Minsch se referia ao fato ocorrido em fevereiro quando foi aprovada em referendo uma iniciativa para limitar a imigração restabelecendo cotas.

O grande argumento usado pelo governo para rejeitar a proposta foi os problemas que a entrada em vigor de uma iniciativa similar à aprovada em fevereiro acarretaria para as relações com a União Europeia, que já são muito tensas.

A proposta sobre os privilégios fiscais dos ricos tinha sido apresentada os países de esquerda que entendiam que a prerrogativa viola a igualdade fiscal, é uma ferramenta de evasão fiscal e um impedimento à luta contra a criminalidade econômica.

Alguns argumentos não fizeram sucesso com a população, que decidiu manter o status quo e deixar que sejam os cantões os que decidam se mantêm ou não este sistema. Segundo a ministra de Finanças, Eveline Widmer-Schlumpf, com esta decisão o federalismo foi respeitado.

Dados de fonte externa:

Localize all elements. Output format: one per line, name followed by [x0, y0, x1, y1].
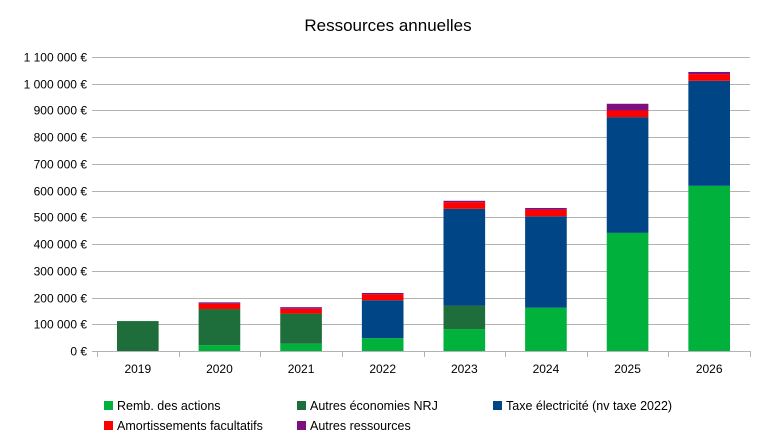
bars	[117, 71, 730, 351]
legend-swatch	[493, 401, 502, 410]
bar-segment	[606, 103, 649, 111]
legend-label: Autres ressources	[310, 419, 411, 433]
legend-swatch	[104, 421, 113, 430]
bar-segment	[198, 302, 241, 304]
bar-segment	[280, 343, 322, 351]
y-tick-label: 400 000 €	[34, 238, 88, 252]
bar-segment	[361, 294, 404, 301]
legend-label: Autres économies NRJ	[310, 399, 438, 413]
y-tick-label: 900 000 €	[34, 104, 88, 118]
x-tick-label: 2025	[614, 362, 641, 376]
y-tick-label: 700 000 €	[34, 158, 88, 172]
x-tick-label: 2021	[288, 362, 315, 376]
bar-segment	[361, 293, 404, 295]
bar-segment	[443, 329, 486, 351]
gridlines	[92, 57, 750, 352]
x-tick-label: 2020	[206, 362, 233, 376]
x-tick-label: 2019	[124, 362, 151, 376]
bar-segment	[688, 185, 730, 351]
bar-segment	[443, 208, 486, 306]
y-tick-label: 300 000 €	[34, 265, 88, 279]
bar-segment	[525, 209, 567, 217]
y-tick-label: 600 000 €	[34, 185, 88, 199]
bar-segment	[525, 208, 567, 210]
x-tick-labels: 2019 2020 2021 2022 2023 2024 2025 2026	[124, 362, 722, 376]
x-tick-label: 2026	[696, 362, 723, 376]
bar-segment	[688, 71, 730, 75]
bar-segment	[606, 232, 649, 351]
bar-segment	[280, 307, 322, 309]
bar-segment	[198, 303, 241, 310]
x-tick-label: 2024	[533, 362, 560, 376]
legend-swatch	[297, 421, 306, 430]
y-tick-labels: 0 € 100 000 € 200 000 € 300 000 € 400 000 € 5…	[24, 51, 88, 359]
legend-label: Remb. des actions	[117, 399, 221, 413]
bar-segment	[443, 305, 486, 330]
legend-swatch	[104, 401, 113, 410]
x-tick-label: 2023	[451, 362, 478, 376]
bar-segment	[198, 309, 241, 346]
legend: Remb. des actions Autres économies NRJ Tax…	[104, 399, 672, 433]
y-tick-label: 800 000 €	[34, 131, 88, 145]
bar-segment	[688, 74, 730, 81]
bar-segment	[443, 200, 486, 203]
y-tick-label: 200 000 €	[34, 292, 88, 306]
legend-label: Taxe électricité (nv taxe 2022)	[506, 399, 672, 413]
legend-label: Amortissements facultatifs	[117, 419, 263, 433]
bar-segment	[280, 313, 322, 344]
y-tick-label: 1 100 000 €	[24, 51, 88, 65]
bar-segment	[361, 300, 404, 339]
bar-segment	[688, 80, 730, 186]
bar-segment	[280, 308, 322, 314]
y-tick-label: 1 000 000 €	[24, 78, 88, 92]
x-tick-label: 2022	[369, 362, 396, 376]
bar-segment	[606, 110, 649, 118]
bar-segment	[117, 321, 159, 351]
y-tick-label: 100 000 €	[34, 318, 88, 332]
chart-title: Ressources annuelles	[304, 16, 471, 35]
bar-segment	[198, 345, 241, 351]
bar-segment	[525, 216, 567, 308]
bar-segment	[361, 338, 404, 351]
legend-swatch	[297, 401, 306, 410]
bar-segment	[606, 117, 649, 233]
y-tick-label: 0 €	[70, 345, 87, 359]
bar-segment	[525, 307, 567, 351]
axes	[92, 351, 751, 357]
bar-segment	[443, 202, 486, 209]
y-tick-label: 500 000 €	[34, 211, 88, 225]
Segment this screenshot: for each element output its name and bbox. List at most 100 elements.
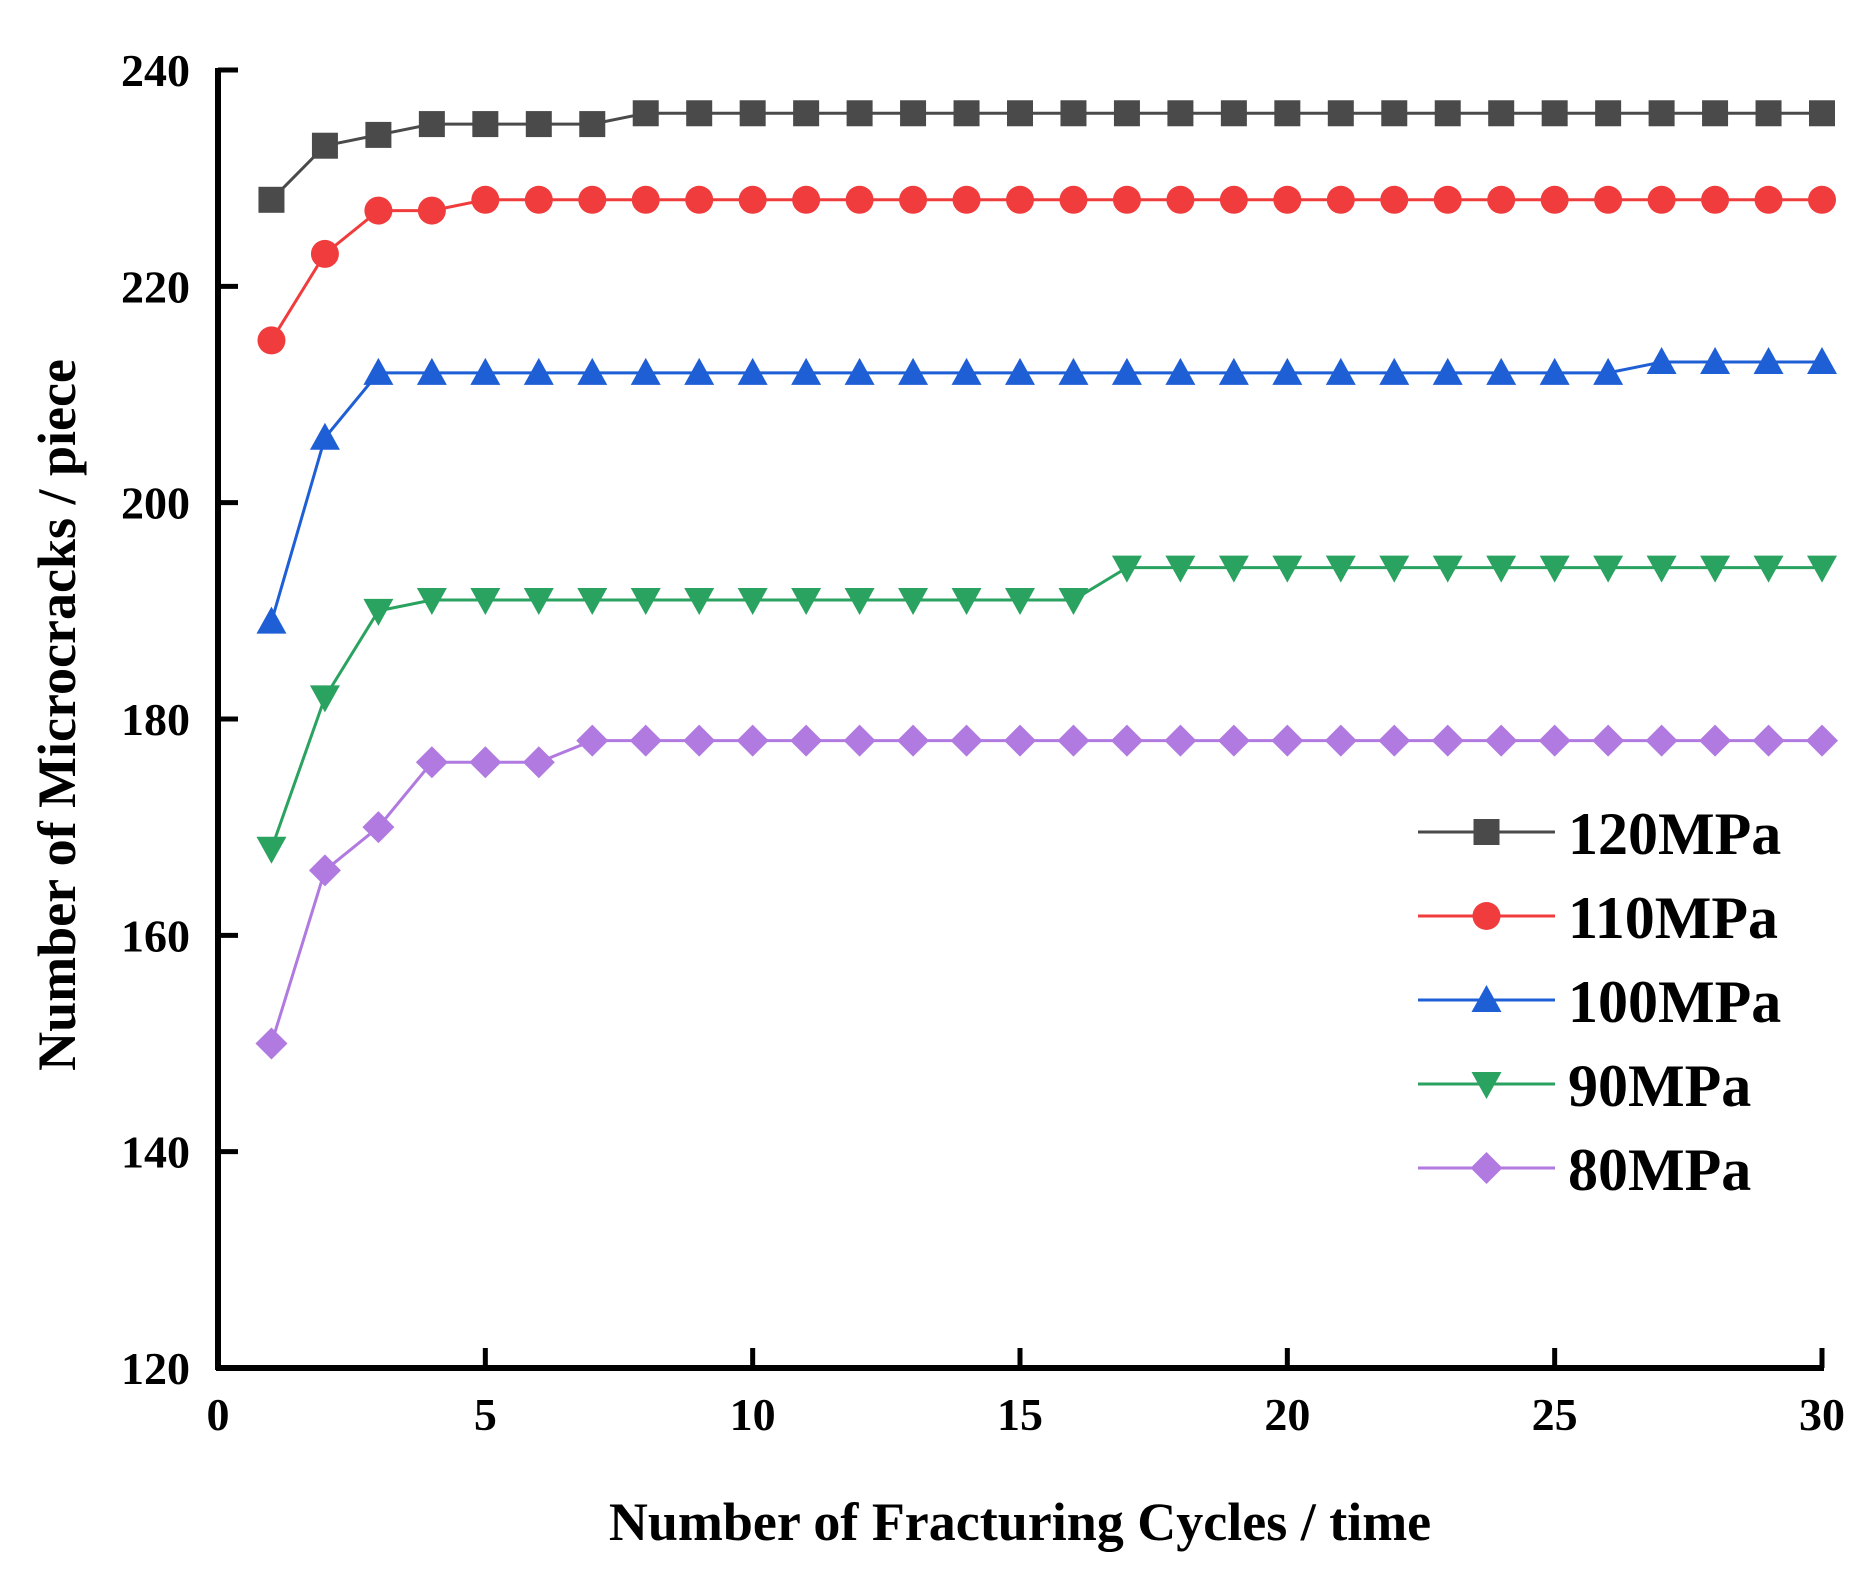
data-point-100mpa	[1058, 357, 1089, 385]
data-point-100mpa	[898, 357, 929, 385]
data-point-120mpa	[1595, 100, 1622, 127]
data-point-100mpa	[1593, 357, 1624, 385]
data-point-80mpa	[308, 854, 341, 887]
data-point-80mpa	[1752, 724, 1785, 757]
data-point-120mpa	[1488, 100, 1515, 127]
data-point-90mpa	[791, 588, 822, 616]
data-point-90mpa	[1058, 588, 1089, 616]
data-point-100mpa	[363, 357, 394, 385]
data-point-100mpa	[1111, 357, 1142, 385]
data-point-90mpa	[523, 588, 554, 616]
x-tick-label: 30	[1799, 1389, 1845, 1440]
data-point-100mpa	[309, 422, 340, 450]
data-point-80mpa	[1164, 724, 1197, 757]
data-point-110mpa	[631, 185, 660, 214]
data-point-110mpa	[1487, 185, 1516, 214]
data-point-80mpa	[1324, 724, 1357, 757]
data-point-120mpa	[1381, 100, 1408, 127]
data-point-90mpa	[256, 836, 287, 864]
data-point-120mpa	[1648, 100, 1675, 127]
data-point-120mpa	[525, 111, 552, 138]
data-point-110mpa	[792, 185, 821, 214]
series-120mpa	[258, 100, 1835, 213]
legend-item-100mpa: 100MPa	[1418, 969, 1781, 1035]
data-point-110mpa	[1647, 185, 1676, 214]
data-point-110mpa	[845, 185, 874, 214]
legend-marker-90mpa	[1471, 1072, 1502, 1099]
data-point-90mpa	[684, 588, 715, 616]
data-point-100mpa	[951, 357, 982, 385]
data-point-110mpa	[1219, 185, 1248, 214]
data-point-110mpa	[310, 239, 339, 268]
series-100mpa	[256, 347, 1837, 634]
data-point-90mpa	[1165, 555, 1196, 583]
data-point-100mpa	[1005, 357, 1035, 385]
data-point-110mpa	[1808, 185, 1836, 214]
data-point-90mpa	[1111, 555, 1142, 583]
data-point-120mpa	[1113, 100, 1140, 127]
series-line-110mpa	[270, 198, 1822, 342]
data-point-120mpa	[1541, 100, 1568, 127]
data-point-100mpa	[1486, 357, 1517, 385]
data-point-120mpa	[1809, 100, 1835, 127]
x-tick-label: 0	[207, 1389, 230, 1440]
data-point-100mpa	[1272, 357, 1303, 385]
y-tick-label: 140	[121, 1127, 190, 1178]
data-point-90mpa	[1379, 555, 1410, 583]
data-point-80mpa	[1538, 724, 1571, 757]
data-point-120mpa	[1007, 100, 1033, 127]
data-point-90mpa	[577, 588, 608, 616]
data-point-120mpa	[472, 111, 499, 138]
data-point-90mpa	[630, 588, 661, 616]
data-point-110mpa	[1701, 185, 1730, 214]
data-point-100mpa	[1325, 357, 1356, 385]
y-tick-label: 240	[121, 45, 190, 96]
ticks: 120 140 160 180 200 220 240 0 5 10 15 20 25 30	[121, 45, 1845, 1440]
data-point-110mpa	[364, 196, 393, 225]
data-point-80mpa	[897, 724, 930, 757]
data-point-90mpa	[1486, 555, 1517, 583]
data-point-100mpa	[470, 357, 501, 385]
data-point-100mpa	[1218, 357, 1249, 385]
data-point-110mpa	[471, 185, 500, 214]
data-point-110mpa	[952, 185, 981, 214]
x-axis-title: Number of Fracturing Cycles / time	[609, 1492, 1431, 1552]
data-point-80mpa	[629, 724, 662, 757]
data-point-110mpa	[1006, 185, 1034, 214]
y-tick-label: 220	[121, 261, 190, 312]
series-110mpa	[257, 185, 1836, 355]
data-point-110mpa	[578, 185, 607, 214]
data-point-80mpa	[1431, 724, 1464, 757]
legend-label-120mpa: 120MPa	[1568, 801, 1781, 867]
data-point-120mpa	[365, 121, 392, 148]
y-tick-label: 120	[121, 1343, 190, 1394]
data-point-80mpa	[790, 724, 823, 757]
x-tick-label: 20	[1264, 1389, 1310, 1440]
data-point-120mpa	[1702, 100, 1729, 127]
data-point-120mpa	[258, 186, 285, 213]
data-point-120mpa	[686, 100, 713, 127]
data-point-100mpa	[1379, 357, 1410, 385]
data-point-80mpa	[683, 724, 716, 757]
data-point-90mpa	[1539, 555, 1570, 583]
data-point-110mpa	[1112, 185, 1141, 214]
y-tick-label: 160	[121, 910, 190, 961]
data-point-80mpa	[1217, 724, 1250, 757]
data-point-110mpa	[1754, 185, 1783, 214]
data-point-80mpa	[576, 724, 609, 757]
legend: 120MPa 110MPa 100MPa 90MPa 80MPa	[1418, 801, 1781, 1203]
data-point-100mpa	[1753, 347, 1784, 375]
legend-label-90mpa: 90MPa	[1568, 1053, 1751, 1119]
data-point-110mpa	[1166, 185, 1195, 214]
data-point-90mpa	[898, 588, 929, 616]
data-point-120mpa	[900, 100, 927, 127]
data-point-100mpa	[577, 357, 608, 385]
legend-item-90mpa: 90MPa	[1418, 1053, 1751, 1119]
data-point-120mpa	[1327, 100, 1354, 127]
data-point-80mpa	[469, 746, 502, 779]
data-point-120mpa	[846, 100, 873, 127]
data-point-110mpa	[1594, 185, 1623, 214]
legend-label-100mpa: 100MPa	[1568, 969, 1781, 1035]
data-point-100mpa	[1165, 357, 1196, 385]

"O sistema perdurará enquanto não houver pressão internacional", afirmou. A respeito das iniciativas sobre o ouro, seus promotores pretendiam "resguardar a independência monetária da Confederação", mas o governo e o parlamento entendiam que o único que ocorreria caso fosse aprovada a proposta era que o BNS teria menos margem de manobra para estabelecer a política monetária, e que irremediavelmente perderiam receitas.

A rejeição foi clara, dado que os 26 cantões da Confederação Helvética votaram contra da iniciativa com porcentagens superiores a 70%. Eveline Widmer-Schlumpf comemorou o resultado, e lembrou que se a iniciativa fosse aprovada teria "consequências nefastas não só para as exportações suíças, mas para toda a economia em seu conjunto".